Forschungsmittel aus dem Kriegsministerium
Damit ist klar: Man will, dass aus den neuen Schläuchen die alten Ergebnisse fließen. Das Modell der „unternehmerischen Hochschule“ bleibt das Leitbild der Wissenschaftspolitik; und Unternehmer sind ja nicht dafür bekannt, besonders kritisch gegenüber dem zu sein, von dem sie ihr Geld bekommen und dem sie ihre Erzeugnisse verkaufen … Das schlägt sich übrigens auch in der gängigen Informationspolitik nieder: Einzelheiten von Drittmittelverträgen wurden noch nie gern veröffentlicht. Man will es sich mit der Wirtschaft und ihren Gepflogenheiten nicht verscherzen. Neu und politisch brisant ist aber, dass Auskünfte über Forschungsmittel aus dem Verteidigungsministerium, die schließlich öffentliche Mittel sind, mit Geheimschutz belegt werden; so geschehen erstmals 2010 in der Antwort auf eine Kleine Anfrage im Bundestag.
Da braucht es erst Enthüllungen über Forschung im Auftrag des Pentagon, ehe der Öffentlichkeit bewusst wird, dass auch nach der Forschungsförderung durch das BMVg wieder einmal genauer zu fragen ist.
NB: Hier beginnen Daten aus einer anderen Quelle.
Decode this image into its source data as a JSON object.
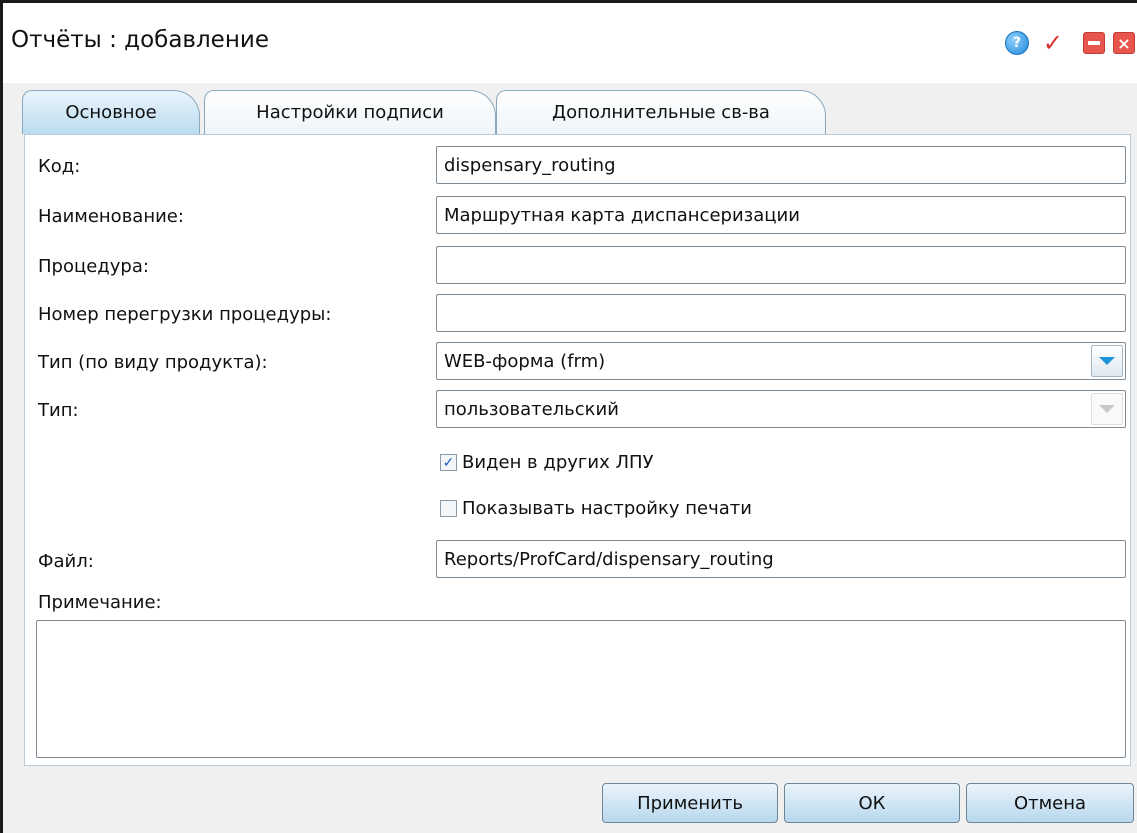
{
  "window": {
    "title": "Отчёты : добавление"
  },
  "title_icons": {
    "help": "?",
    "confirm": "✓",
    "close": "×"
  },
  "tabs": [
    {
      "label": "Основное",
      "active": true
    },
    {
      "label": "Настройки подписи",
      "active": false
    },
    {
      "label": "Дополнительные св-ва",
      "active": false
    }
  ],
  "form": {
    "code": {
      "label": "Код:",
      "value": "dispensary_routing"
    },
    "name": {
      "label": "Наименование:",
      "value": "Маршрутная карта диспансеризации"
    },
    "procedure": {
      "label": "Процедура:",
      "value": ""
    },
    "overload": {
      "label": "Номер перегрузки процедуры:",
      "value": ""
    },
    "product_type": {
      "label": "Тип (по виду продукта):",
      "value": "WEB-форма (frm)"
    },
    "type": {
      "label": "Тип:",
      "value": "пользовательский"
    },
    "visible_other": {
      "label": "Виден в других ЛПУ",
      "checked": true,
      "mark": "✓"
    },
    "show_print": {
      "label": "Показывать настройку печати",
      "checked": false
    },
    "file": {
      "label": "Файл:",
      "value": "Reports/ProfCard/dispensary_routing"
    },
    "notes": {
      "label": "Примечание:",
      "value": ""
    }
  },
  "buttons": {
    "apply": "Применить",
    "ok": "ОК",
    "cancel": "Отмена"
  },
  "colors": {
    "tab_active": "#bcdcf0",
    "button": "#b8d8ee",
    "combo_arrow": "#1d95d8",
    "title_buttons": "#e8554c"
  }
}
Für uns heißt das, zu fragen, welche gesellschaftlichen Aufgaben die Wissenschaft haben soll und wie dieses Wissenschaftssystem sich ändern muss, damit sie sie erfüllen kann, und es erhebt sich die ganz praktische Forderung an uns, die Zivilklauselbewegung weiter voranzutreiben – jetzt erst recht.
Cornelia Mannewitz ist Mitglied im DFG-VK BundessprecherInnenkreis.